5. M. A se prévaut de la durée de son séjour en France, de la présence de son épouse et de leurs deux enfants mineurs qui sont scolarisés, ainsi que de son activité professionnelle. Il ressort toutefois des pièces du dossier que l'intéressé n'était présent en France que depuis un peu plus d'un an à la date de la décision en litige. Par ailleurs, s'il se prévaut de la présence de son épouse, il ne produit aucun élément de nature à établir qu'elle aurait vocation à se maintenir durablement sur le territoire. En outre, la mesure d'éloignement en litige n'a ni pour objet ni pour effet de séparer le requérant de ses enfants mineurs, qui ont vocation à le suivre en cas de retour dans son pays d'origine, où la cellule familiale à vocation à se reconstituer et où il n'est pas établi qu'ils ne pourraient pas poursuivre leur scolarité. En se bornant à produire quelques attestations peu circonstanciées de membres de sa famille et de connaissances, M. A n'établit pas avoir en France d'autres liens d'une ancienneté ou d'une intensité particulières. Enfin, l'activité professionnelle de l'intéressé, en qualité de mécanicien, ne suffit pas à démontrer qu'il aurait fixé en France le centre de ses intérêts privés et familiaux. Dans ces conditions, la décision portant obligation de quitter le territoire français en litige ne peut être regardée comme portant au droit de M. A au respect de sa vie privée et familiale une atteinte disproportionnée par rapport aux buts en vue desquels elle a été prise, ni comme ayant été prise en méconnaissance de l'intérêt supérieur de ses enfants mineurs. Les moyens tirés de la méconnaissance des articles 8 de la convention européenne de sauvegarde des droits de l'homme et des libertés fondamentales et 3-1 de la convention internationale relative aux droits de l'enfant doivent, par suite, être écartés.

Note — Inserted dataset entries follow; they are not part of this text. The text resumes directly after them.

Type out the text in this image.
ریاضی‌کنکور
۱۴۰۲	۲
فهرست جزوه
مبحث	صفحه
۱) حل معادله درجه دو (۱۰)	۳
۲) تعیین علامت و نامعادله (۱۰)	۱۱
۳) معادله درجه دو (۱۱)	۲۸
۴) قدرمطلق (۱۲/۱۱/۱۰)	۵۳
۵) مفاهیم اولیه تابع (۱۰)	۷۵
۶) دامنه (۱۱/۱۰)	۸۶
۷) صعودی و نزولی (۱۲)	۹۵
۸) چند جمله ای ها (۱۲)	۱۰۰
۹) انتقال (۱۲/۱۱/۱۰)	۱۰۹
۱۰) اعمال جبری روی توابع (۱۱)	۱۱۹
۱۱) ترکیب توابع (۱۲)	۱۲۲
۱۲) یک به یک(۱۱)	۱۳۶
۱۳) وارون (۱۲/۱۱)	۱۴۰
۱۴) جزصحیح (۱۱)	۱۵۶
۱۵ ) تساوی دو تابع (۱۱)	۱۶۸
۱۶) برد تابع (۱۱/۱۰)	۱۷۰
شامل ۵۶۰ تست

6. En dernier lieu, le préfet ne peut légalement obliger un étranger à quitter le territoire français si celui-ci réunit les conditions d'attribution d'un titre de séjour. Aux termes de l'article L. 435-1 du code de l'entrée et du séjour des étrangers et du droit d'asile : " L'étranger dont l'admission au séjour répond à des considérations humanitaires ou se justifie au regard des motifs exceptionnels qu'il fait valoir peut se voir délivrer une carte de séjour temporaire portant la mention " salarié ", " travailleur temporaire " ou " vie privée et familiale ", sans que soit opposable la condition prévue à l'article L. 412-1() ".

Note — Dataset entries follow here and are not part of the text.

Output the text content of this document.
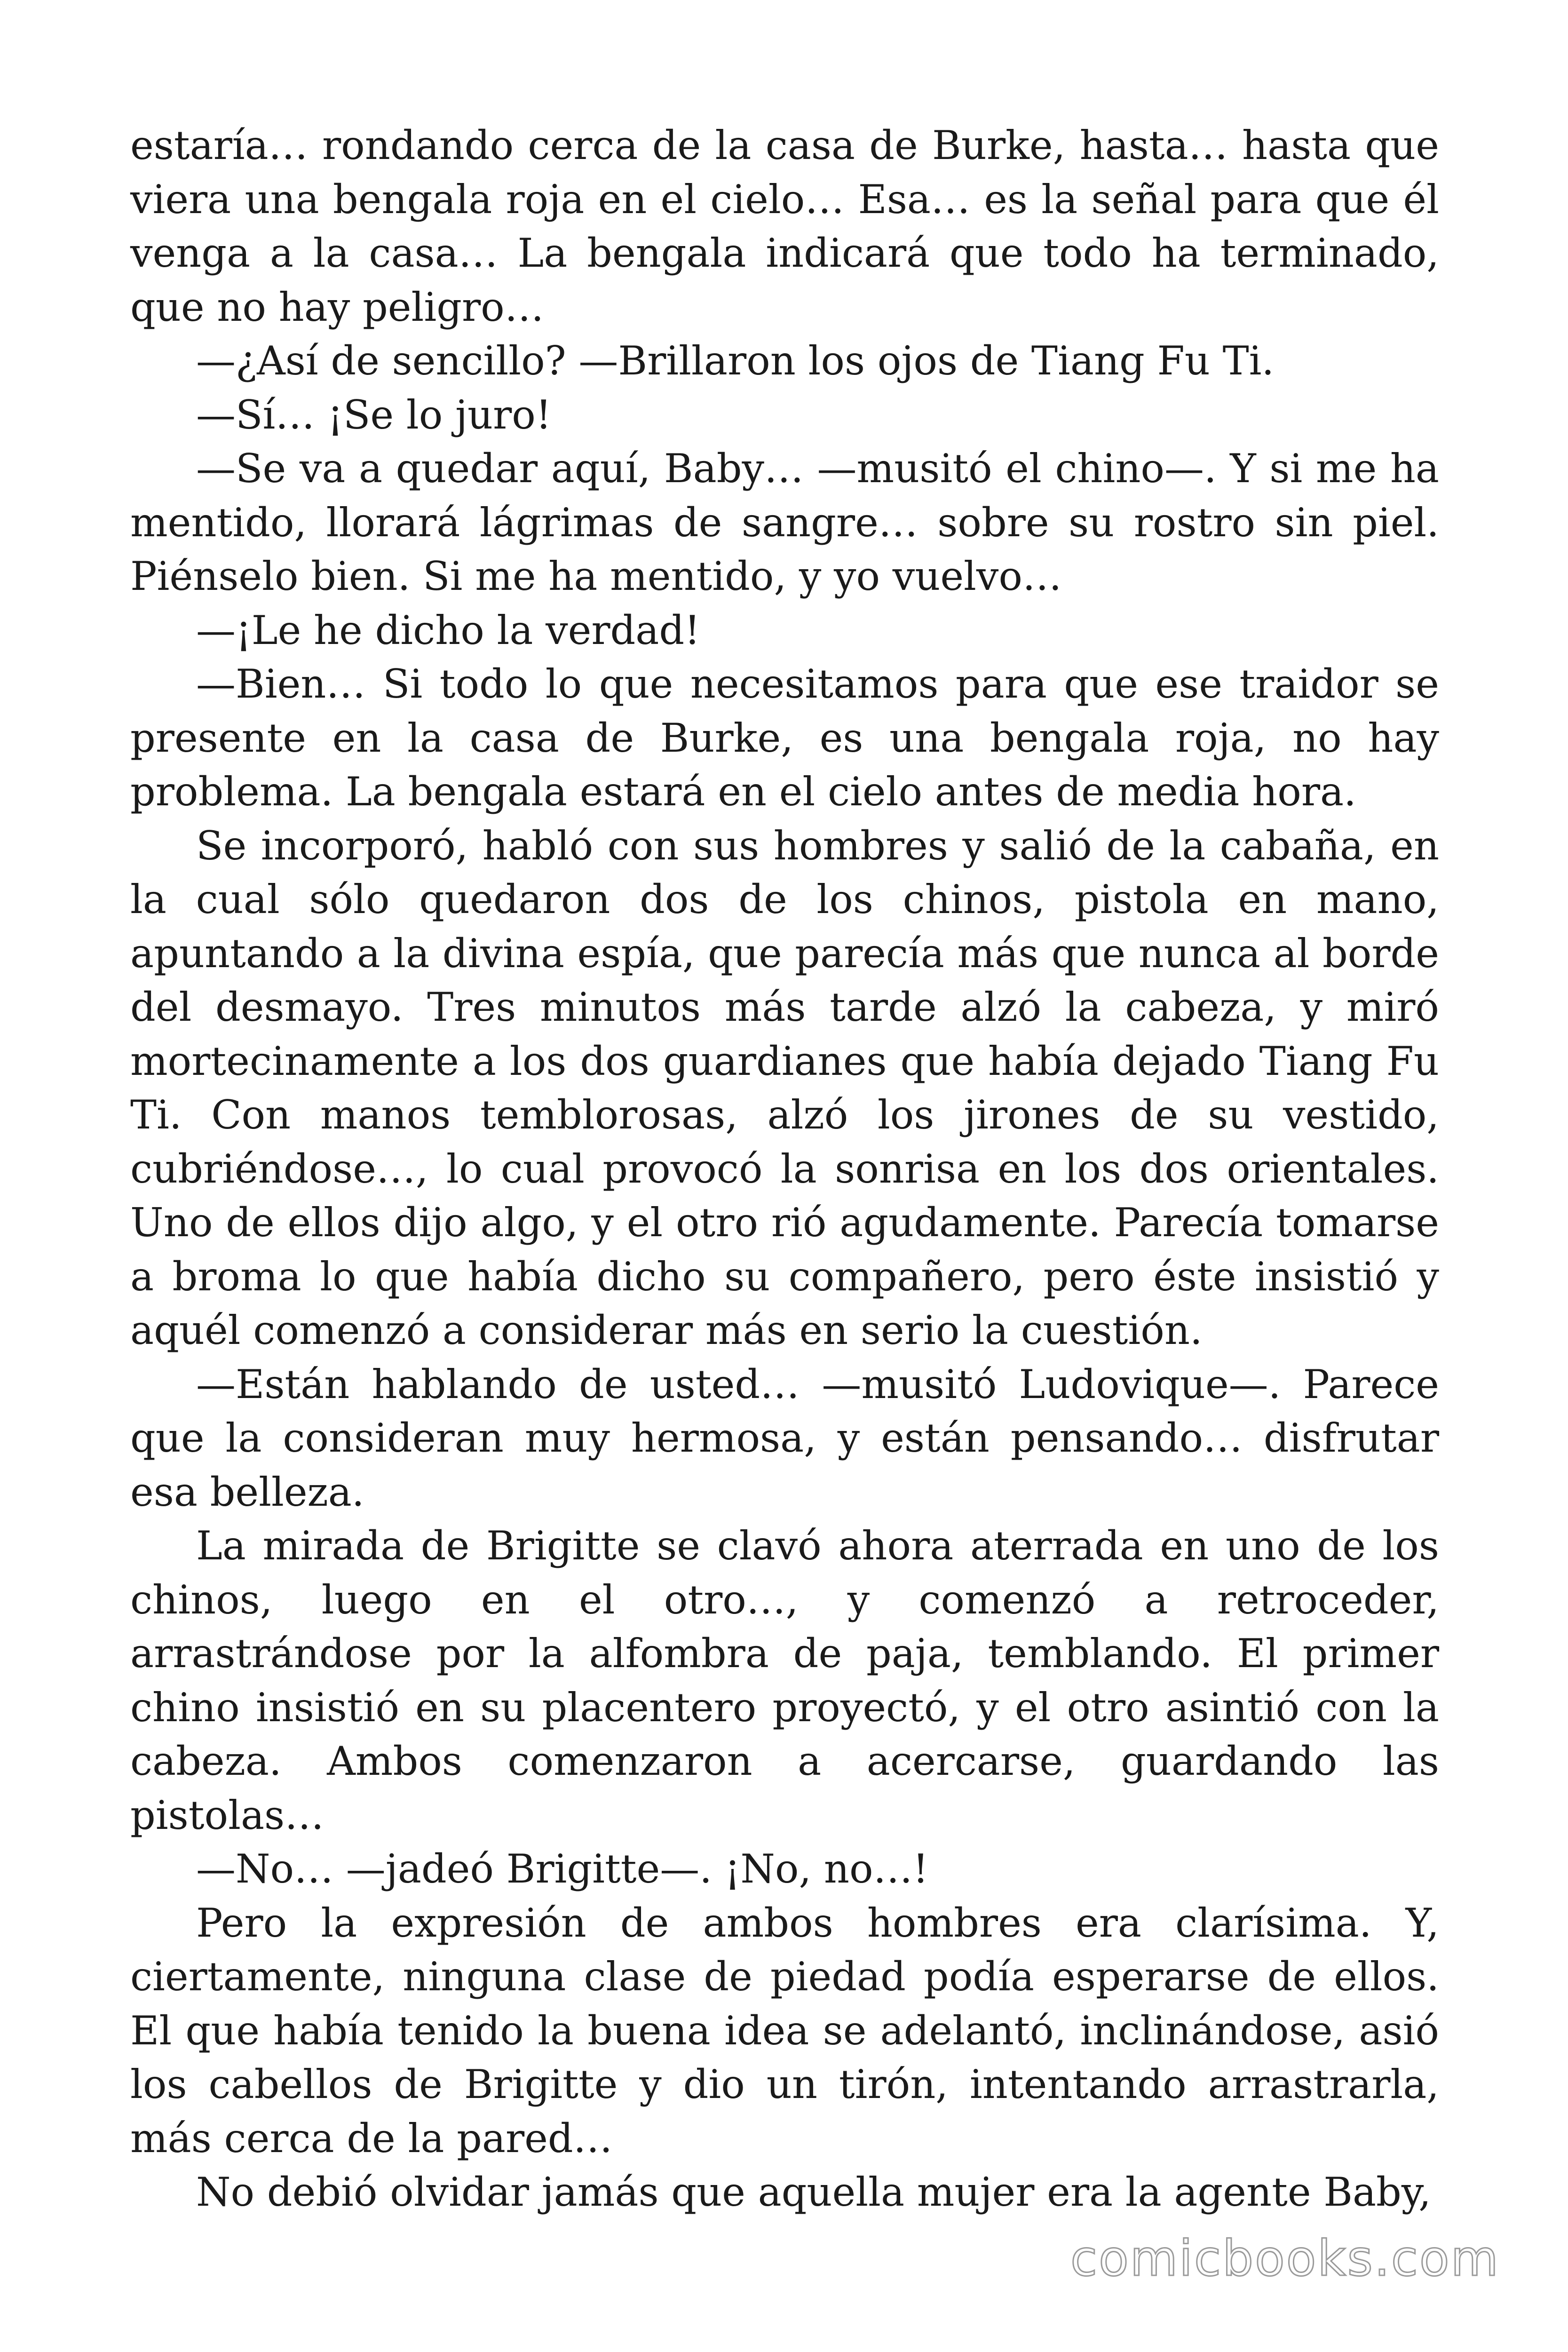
estaría… rondando cerca de la casa de Burke, hasta… hasta que viera una bengala roja en el cielo… Esa… es la señal para que él venga a la casa… La bengala indicará que todo ha terminado, que no hay peligro…

—¿Así de sencillo? —Brillaron los ojos de Tiang Fu Ti.

—Sí… ¡Se lo juro!

—Se va a quedar aquí, Baby… —musitó el chino—. Y si me ha mentido, llorará lágrimas de sangre… sobre su rostro sin piel. Piénselo bien. Si me ha mentido, y yo vuelvo…

—¡Le he dicho la verdad!

—Bien… Si todo lo que necesitamos para que ese traidor se presente en la casa de Burke, es una bengala roja, no hay problema. La bengala estará en el cielo antes de media hora.

Se incorporó, habló con sus hombres y salió de la cabaña, en la cual sólo quedaron dos de los chinos, pistola en mano, apuntando a la divina espía, que parecía más que nunca al borde del desmayo. Tres minutos más tarde alzó la cabeza, y miró mortecinamente a los dos guardianes que había dejado Tiang Fu Ti. Con manos temblorosas, alzó los jirones de su vestido, cubriéndose…, lo cual provocó la sonrisa en los dos orientales. Uno de ellos dijo algo, y el otro rió agudamente. Parecía tomarse a broma lo que había dicho su compañero, pero éste insistió y aquél comenzó a considerar más en serio la cuestión.

—Están hablando de usted… —musitó Ludovique—. Parece que la consideran muy hermosa, y están pensando… disfrutar esa belleza.

La mirada de Brigitte se clavó ahora aterrada en uno de los chinos, luego en el otro…, y comenzó a retroceder, arrastrándose por la alfombra de paja, temblando. El primer chino insistió en su placentero proyectó, y el otro asintió con la cabeza. Ambos comenzaron a acercarse, guardando las pistolas…

—No… —jadeó Brigitte—. ¡No, no…!

Pero la expresión de ambos hombres era clarísima. Y, ciertamente, ninguna clase de piedad podía esperarse de ellos. El que había tenido la buena idea se adelantó, inclinándose, asió los cabellos de Brigitte y dio un tirón, intentando arrastrarla, más cerca de la pared…

No debió olvidar jamás que aquella mujer era la agente Baby,

comicbooks.com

7. M. A invoque les mêmes éléments que ceux mentionnés au point 5 de la présente ordonnance. Ces seuls éléments ne constituent pas des motifs exceptionnels ou des considérations humanitaires de nature à permettre la délivrance d'un titre de séjour sur le fondement des dispositions de l'article L. 435-1 du code de l'entrée et du séjour des étrangers et du droit d'asile. Le moyen tiré de ce qu'il ne pouvait faire l'objet d'une obligation de quitter le territoire français dès lors qu'il remplissait les conditions pour se voir délivrer un titre de séjour en application de ces dispositions doit, en tout état de cause, être écarté.

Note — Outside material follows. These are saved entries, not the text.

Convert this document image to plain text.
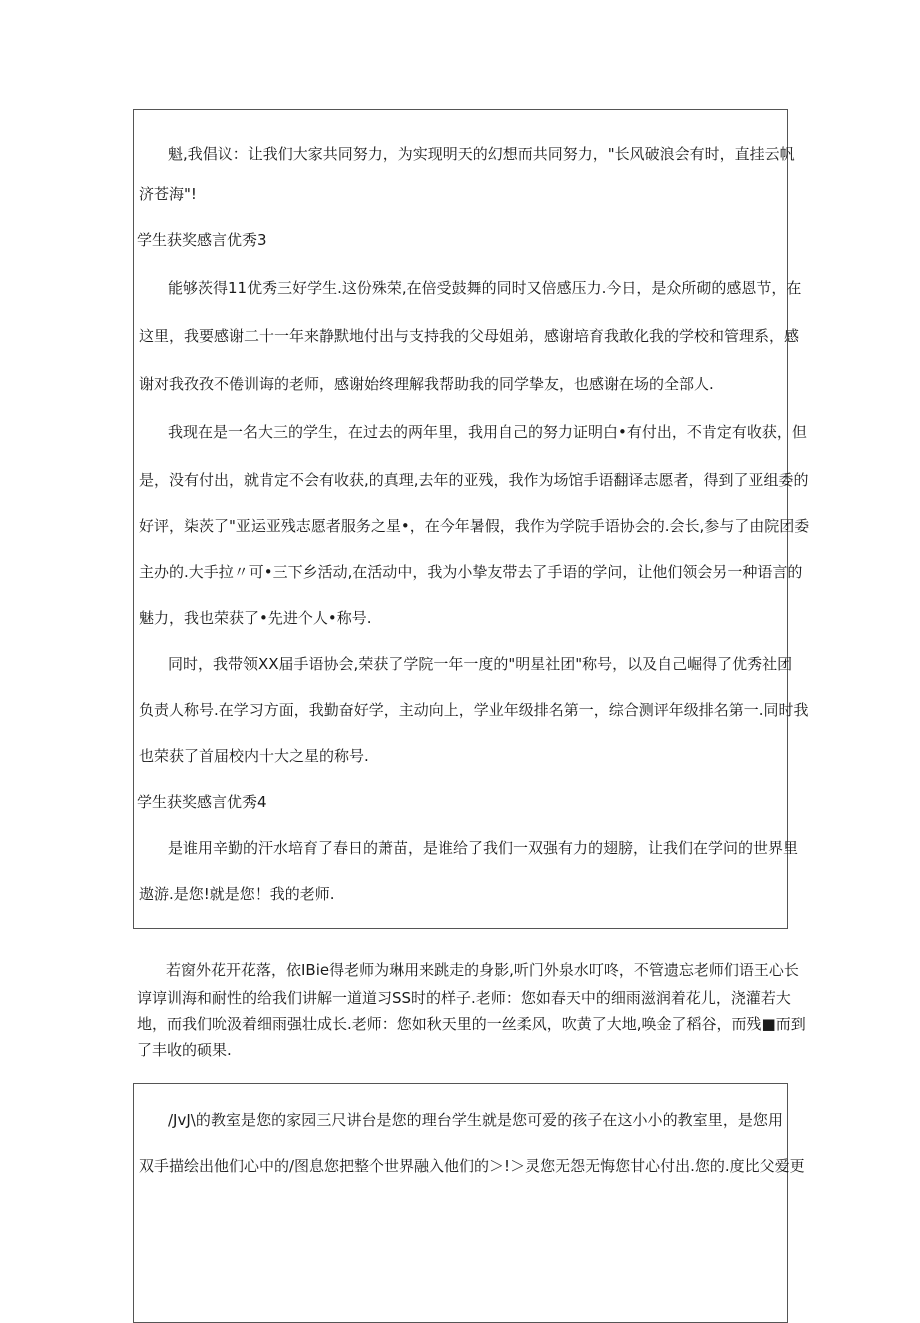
魁,我倡议：让我们大家共同努力，为实现明天的幻想而共同努力，"长风破浪会有时，直挂云帆
济苍海"!
学生获奖感言优秀3
能够茨得11优秀三好学生.这份殊荣,在倍受鼓舞的同时又倍感压力.今日，是众所砌的感恩节，在
这里，我要感谢二十一年来静默地付出与支持我的父母姐弟，感谢培育我敢化我的学校和管理系，感
谢对我孜孜不倦训诲的老师，感谢始终理解我帮助我的同学挚友，也感谢在场的全部人.
我现在是一名大三的学生，在过去的两年里，我用自己的努力证明白•有付出，不肯定有收获，但
是，没有付出，就肯定不会有收获,的真理,去年的亚残，我作为场馆手语翻译志愿者，得到了亚组委的
好评，柒茨了"亚运亚残志愿者服务之星•，在今年暑假，我作为学院手语协会的.会长,参与了由院团委
主办的.大手拉〃可•三下乡活动,在活动中，我为小挚友带去了手语的学问，让他们领会另一种语言的
魅力，我也荣获了•先进个人•称号.
同时，我带领XX届手语协会,荣获了学院一年一度的"明星社团"称号，以及自己崛得了优秀社团
负责人称号.在学习方面，我勤奋好学，主动向上，学业年级排名第一，综合测评年级排名第一.同时我
也荣获了首届校内十大之星的称号.
学生获奖感言优秀4
是谁用辛勤的汗水培育了春日的萧苗，是谁给了我们一双强有力的翅膀，让我们在学问的世界里
遨游.是您!就是您！我的老师.
若窗外花开花落，依IBie得老师为琳用来跳走的身影,听门外泉水叮咚，不管遗忘老师们语王心长
谆谆训海和耐性的给我们讲解一道道习SS时的样子.老师：您如春天中的细雨滋润着花儿，浇灌若大
地，而我们吮汲着细雨强壮成长.老师：您如秋天里的一丝柔风，吹黄了大地,唤金了稻谷，而残■而到
了丰收的硕果.
/JvJ\的教室是您的家园三尺讲台是您的理台学生就是您可爱的孩子在这小小的教室里，是您用
双手描绘出他们心中的/图息您把整个世界融入他们的＞!＞灵您无怨无悔您甘心付出.您的.度比父爱更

8. Il résulte de tout ce qui précède que la requête d'appel présentée par M. A est manifestement dépourvue de fondement. Il y a lieu, dès lors, de la rejeter en toutes ses conclusions, selon la procédure prévue par les dispositions précitées du dernier alinéa de l'article R. 222-1 du code de justice administrative.
ORDONNE :
Article 1er : La requête de M. A est rejetée.
Article 2 : La présente ordonnance sera notifiée à M. B A et à Me Cissé.
Copie en sera adressée pour information au préfet de la Moselle.
Fait à Nancy, le 18 avril 2025.
La magistrate désignée,
Signé : J. Kohler
La République mande et ordonne au ministre d'Etat, ministre de l'intérieur en ce qui le concerne, ou à tous commissaires de justice à ce requis en ce qui concerne les voies de droit commun contre les parties privées, de pourvoir à l'exécution de la présente décision.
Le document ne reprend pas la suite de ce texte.